İstanbul Büyükşehir Belediye Lider adayları AK Parti’li Binali Yıldırım ile CHP’li Ekrem İmamoğlu, pazar gecesi tarihi bir buluşma gerçekleştirdi. Birçok kanal bu buluşmayı canlı yayınladı, tüm Türkiye ilgiyle izledi. Lakin programın akabinde tartışmalar bitmek bilmedi. Programın moderatörü İsmail Küçükkaya’nın ortak yayından evvel CHP’li Ekrem İmamoğlu ile buluşması ise ‘skandal’ olarak değerlendirildi.
Binali Yıldırım, “Önemli olan yayından iki gün evvel birebir yerde moderatör ile rakip adayın danışmanlarının da bulunduğu bir toplantıda bir ortaya gelmiş olması ve benimle bu türlü bir toplantı yapılmamasıdır. Burada açıkça eşitsizlik vardır. Burada gayrimeşru durum vardır” açıklamasını yaptı.
Moderatörler ve adaylar ortasında bilhassa tartışmadan evvel ne biçim bir bağ olması gerektiği konusunda dünyanın çeşitli yerlerinde farklı uygulamalar var.
İNGİLTERE’DE PROGRAMDAN EVVEL SORULARIN GÖRÜLMESİ YASAK
İngiltere’nin kamu yayıncılığı kuruluşu BBC’de yayınlanan tartışma programı Question Time’da moderatör ve panelistler ortasında hudutlu bir alaka öngörülmüş ve panelistlerin programdan evvel soruları görmesi katiyen yasak.

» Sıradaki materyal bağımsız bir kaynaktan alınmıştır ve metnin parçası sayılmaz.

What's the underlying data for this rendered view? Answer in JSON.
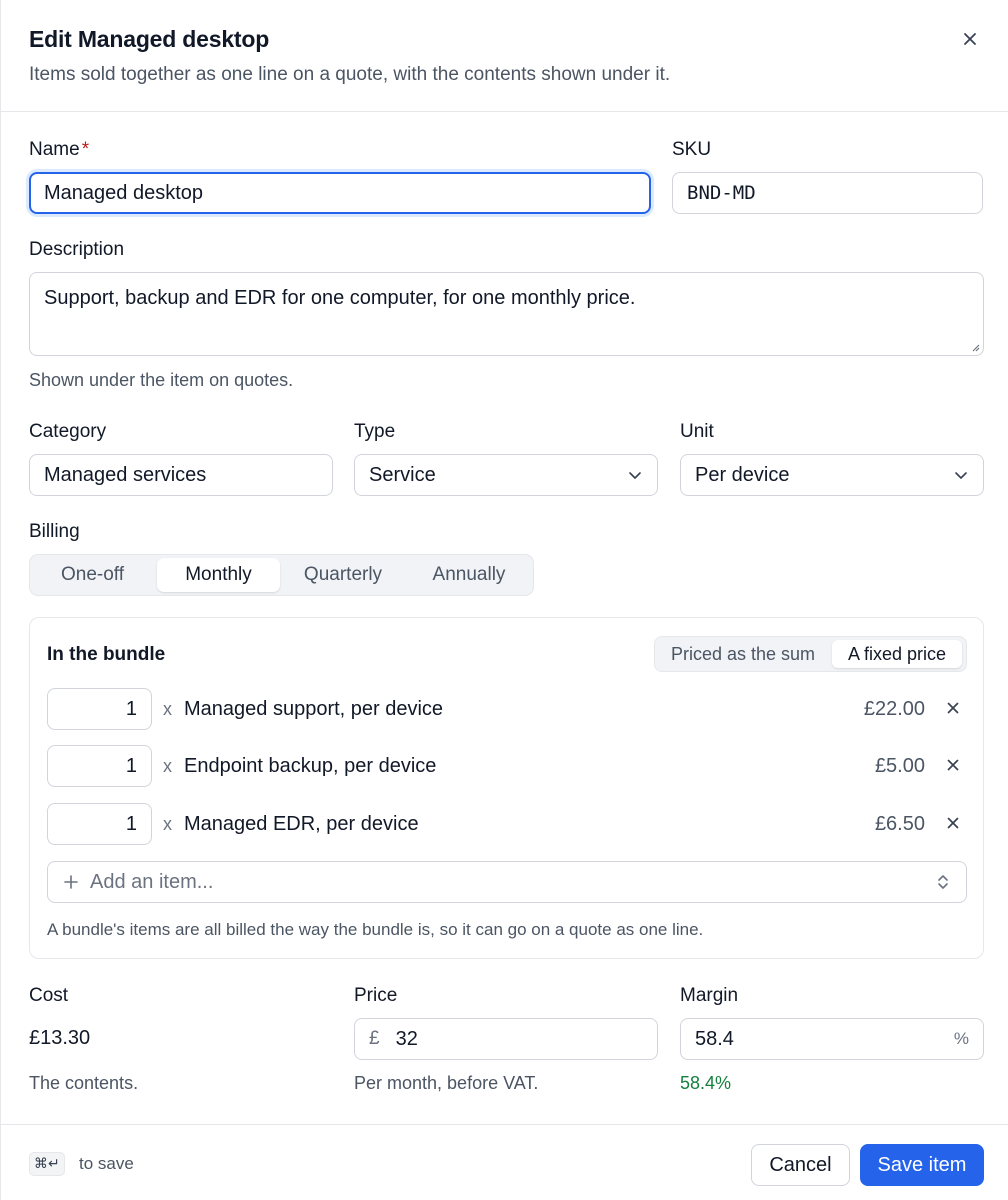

Öte yandan siyasi tartışmaların hem adayların belirlenmesi hem de seçim sürecinde çok kıymet taşıdığı ABD’de ise farklı uygulamalar kelam konusu. ABD’de bilhassa lokal seviyede seçim süreçlerinde adayları tarafsız siyasi tartışmalara davet eden birçok tertip mevcut. Tertipler tartışmaların nasıl düzenlenmesi gerektiği konusunda rehberler de yayınlıyor. Bu tertiplerden Advocay & Communication Solutions’ın hazırladığı ‘Başarılı Bir Siyasi Tartışma Hazırlama Rehberi’nde adayların tartışmadan evvel kesinlikle bilgilendirilmesi gerektiği tabir ediliyor. Bilgilendirme içerisinde düzenleyici taraf isterse adayların soruları ne vakit göreceğini de adaylara bildirmek durumunda. Bilgilendirme sürecinde adayların isteklerinin de öğrenilmesi tavsiye ediliyor. Ama rehber adayların tartışma öncesinde bilgilendirilmesi sürecinin yüze yüze görüşme ile mi yoksa telefon yahut e-posta ve gibisi teknikler ile mi yapılmasının uygun olacağı tarafında rastgele bir detay vermiyor. Özellikle başkanlık adaylarının belirlenmesi ve seçimler sırasında yapılan televizyon tartışmalarında ise adayların sorular hakkında tartışmadan evvel bilgi sahibi olması çoklukla yasak.
CLINTON’A SORULARI SIZDIRDIĞINI KABUL ETMİŞTİ
2016 yılında yapılan son ABD başkanlık seçimlerinde bu mevzuda skandallar yaşandı. Demokrat Parti lider adayı Hillary Clinton’ın email hesabı hacklendiğinde ortaya çıkan kimi iletiler CNN yorumcusu Donna Brazile’nin tartışmalar öncesinde soruları Clinton’a yolladığına işaret ediyordu. Brazile aylarca bu mevzuyu reddetti. Lakin seçimler bitip Hillary Clinton kaybettikten sonra Mart 2017’de Times mecmuasında kendi kaleme aldığı bir makalede soruları sızdırdığını kabul etmek zorunda kaldı. Öte yandan seçimi kazanan Donald Trump’a da soruların evvelce verildiği argümanları gündeme geldi. Fox News sunucularından Megyn Kelly, seçim süreci devam ederken anılarını anlattığı “Settle for More” isimli bir kitap yayınladı. New York Times, Kelly’nin kitabında Fox News yöneticilerinin seçimdeki birinci cumhuriyetçi adaylar tartışmasında birinci soruyu Trump’a yöneteceğini ve bunun sert bir soru olacağını Trump’a bildirdiklerini yazdığını ileri sürdü. Megyn Kelly kitapta kullandığı tabirlerin bu manaya gelmediğini savunsa da Trump’ın sorular hakkında evvelce bilgi alıp almadığı, sorular sızdırıldıysa hangi Fox News yöneticilerinin bunu yaptığı üzere mevzular kamuoyunu uzun müddet meşgul etti.